Application of Tat Fragments
Despite the nuclear localization and function of TAT and the absence of any secretory signal sequence, TAT is released by infected cells in vitro and can bind and transfer to the cell membranes of uninfected cells from different bystanders. Extracellular TAT has a variety of immunosuppressive functions. Such as inhibiting the production of interleukin-12 by human peripheral blood mononuclear cells (PBMCs), producing interferon, inhibiting the proliferation of T cells with mitogen or antigen, and inducing the expression of HIV-1 coreceptor, as well as many other harmful biological effects. Low levels of extracellular TAT, were detected in 33 patients with HIV infection, but TAT was physiologically active in vitro at these concentrations. Asymptomatic patients with high anti-TAT antibody titers who progress slowly have been reported and reduced with AIDS symptoms. Innate immunoglobulin M (IgM) antibodies against two identified TAT sequences can also provide preliminary defense against the pathological effects of extracellular TAT after HIV infection.

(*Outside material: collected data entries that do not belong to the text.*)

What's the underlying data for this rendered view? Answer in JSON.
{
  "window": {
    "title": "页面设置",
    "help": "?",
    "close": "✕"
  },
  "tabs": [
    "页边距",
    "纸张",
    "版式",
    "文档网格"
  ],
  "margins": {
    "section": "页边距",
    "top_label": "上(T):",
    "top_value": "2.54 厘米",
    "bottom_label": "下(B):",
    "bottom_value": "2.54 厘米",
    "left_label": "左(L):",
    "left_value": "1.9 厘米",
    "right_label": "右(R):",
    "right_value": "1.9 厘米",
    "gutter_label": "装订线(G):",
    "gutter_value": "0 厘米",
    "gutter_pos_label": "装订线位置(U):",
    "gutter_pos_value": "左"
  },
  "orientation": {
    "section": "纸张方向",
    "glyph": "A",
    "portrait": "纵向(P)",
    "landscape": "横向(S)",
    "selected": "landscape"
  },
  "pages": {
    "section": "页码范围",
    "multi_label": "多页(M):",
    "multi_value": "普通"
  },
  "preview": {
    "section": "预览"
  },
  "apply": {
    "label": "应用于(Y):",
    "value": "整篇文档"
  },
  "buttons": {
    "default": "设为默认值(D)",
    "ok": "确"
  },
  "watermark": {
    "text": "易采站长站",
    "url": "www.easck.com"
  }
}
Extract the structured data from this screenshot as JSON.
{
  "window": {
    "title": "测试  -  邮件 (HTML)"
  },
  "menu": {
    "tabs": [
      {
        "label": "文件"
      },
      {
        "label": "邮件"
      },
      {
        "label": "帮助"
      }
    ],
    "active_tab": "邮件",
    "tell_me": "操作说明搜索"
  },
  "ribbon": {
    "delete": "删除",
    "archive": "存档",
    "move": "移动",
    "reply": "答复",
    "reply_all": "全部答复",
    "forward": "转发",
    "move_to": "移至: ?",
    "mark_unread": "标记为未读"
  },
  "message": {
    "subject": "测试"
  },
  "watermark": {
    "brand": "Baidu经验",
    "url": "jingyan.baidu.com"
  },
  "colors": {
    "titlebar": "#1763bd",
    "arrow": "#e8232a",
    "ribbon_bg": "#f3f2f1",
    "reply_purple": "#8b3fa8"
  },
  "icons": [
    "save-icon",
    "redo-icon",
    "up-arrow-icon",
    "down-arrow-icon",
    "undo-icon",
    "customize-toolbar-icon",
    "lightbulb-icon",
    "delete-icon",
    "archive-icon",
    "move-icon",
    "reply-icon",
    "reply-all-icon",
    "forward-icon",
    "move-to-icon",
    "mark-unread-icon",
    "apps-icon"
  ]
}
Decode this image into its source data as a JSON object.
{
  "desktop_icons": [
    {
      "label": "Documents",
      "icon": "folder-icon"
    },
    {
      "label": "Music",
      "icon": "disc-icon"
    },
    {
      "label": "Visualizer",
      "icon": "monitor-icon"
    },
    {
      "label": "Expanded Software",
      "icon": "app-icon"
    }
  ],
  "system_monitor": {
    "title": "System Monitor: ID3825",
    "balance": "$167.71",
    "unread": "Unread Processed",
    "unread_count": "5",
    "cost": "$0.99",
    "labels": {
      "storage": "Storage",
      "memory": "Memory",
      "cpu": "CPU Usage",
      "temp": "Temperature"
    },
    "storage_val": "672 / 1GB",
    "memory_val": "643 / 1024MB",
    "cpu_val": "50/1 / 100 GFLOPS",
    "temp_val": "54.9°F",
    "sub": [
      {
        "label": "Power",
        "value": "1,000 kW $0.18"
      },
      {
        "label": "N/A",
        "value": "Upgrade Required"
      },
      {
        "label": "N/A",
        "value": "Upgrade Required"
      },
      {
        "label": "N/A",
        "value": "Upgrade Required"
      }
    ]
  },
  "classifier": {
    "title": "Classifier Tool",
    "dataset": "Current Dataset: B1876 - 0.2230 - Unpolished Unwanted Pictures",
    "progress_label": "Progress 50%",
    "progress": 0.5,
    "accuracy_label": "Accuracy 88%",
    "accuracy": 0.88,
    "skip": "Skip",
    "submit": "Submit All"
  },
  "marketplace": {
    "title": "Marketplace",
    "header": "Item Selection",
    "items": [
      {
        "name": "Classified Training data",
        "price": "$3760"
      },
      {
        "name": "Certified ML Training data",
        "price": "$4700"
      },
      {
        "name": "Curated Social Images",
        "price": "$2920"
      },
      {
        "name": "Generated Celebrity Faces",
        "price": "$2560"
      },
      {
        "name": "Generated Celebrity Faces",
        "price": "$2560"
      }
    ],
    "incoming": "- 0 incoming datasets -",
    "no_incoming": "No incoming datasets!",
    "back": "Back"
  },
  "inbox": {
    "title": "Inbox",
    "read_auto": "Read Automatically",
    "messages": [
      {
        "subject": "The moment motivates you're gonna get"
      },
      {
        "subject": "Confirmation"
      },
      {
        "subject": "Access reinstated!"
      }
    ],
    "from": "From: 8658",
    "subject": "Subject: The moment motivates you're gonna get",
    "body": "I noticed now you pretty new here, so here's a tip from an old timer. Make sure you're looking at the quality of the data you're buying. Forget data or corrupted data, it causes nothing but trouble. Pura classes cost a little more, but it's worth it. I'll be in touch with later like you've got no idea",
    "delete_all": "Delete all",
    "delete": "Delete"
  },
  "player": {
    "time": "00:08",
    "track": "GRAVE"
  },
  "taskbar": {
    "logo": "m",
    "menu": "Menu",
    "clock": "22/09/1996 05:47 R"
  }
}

Recent studies have also found that TAT core peptides also play an important role in promoting the high expression of foreign proteins. The high efficient and soluble expression level of exogenous protein was significantly increased, which showed the new function of TAT protein transfer peptide. TAT protein transduction peptide mediated transmembrane transduction of exogenous biological macromolecules is a complex multi-factor regulatory process. By optimizing its transmembrane transduction factors, we can not only reorganize its own structure, but also develop new transmembrane transduction peptides and so on.
1. Spector, C., Mele, A. R., Wigdahl, B., & Nonnemacher, M. R. (2019). Genetic variation and function of the HIV-1 Tat protein. Medical microbiology and immunology, 1-39.
2. Weeks, K. M., Ampe, C., Schultz, S. C., Steitz, T. A., & Crothers, D. M. (1990). Fragments of the HIV-1 Tat protein specifically bind TAR RNA. Science, 249(4974), 1281-1285.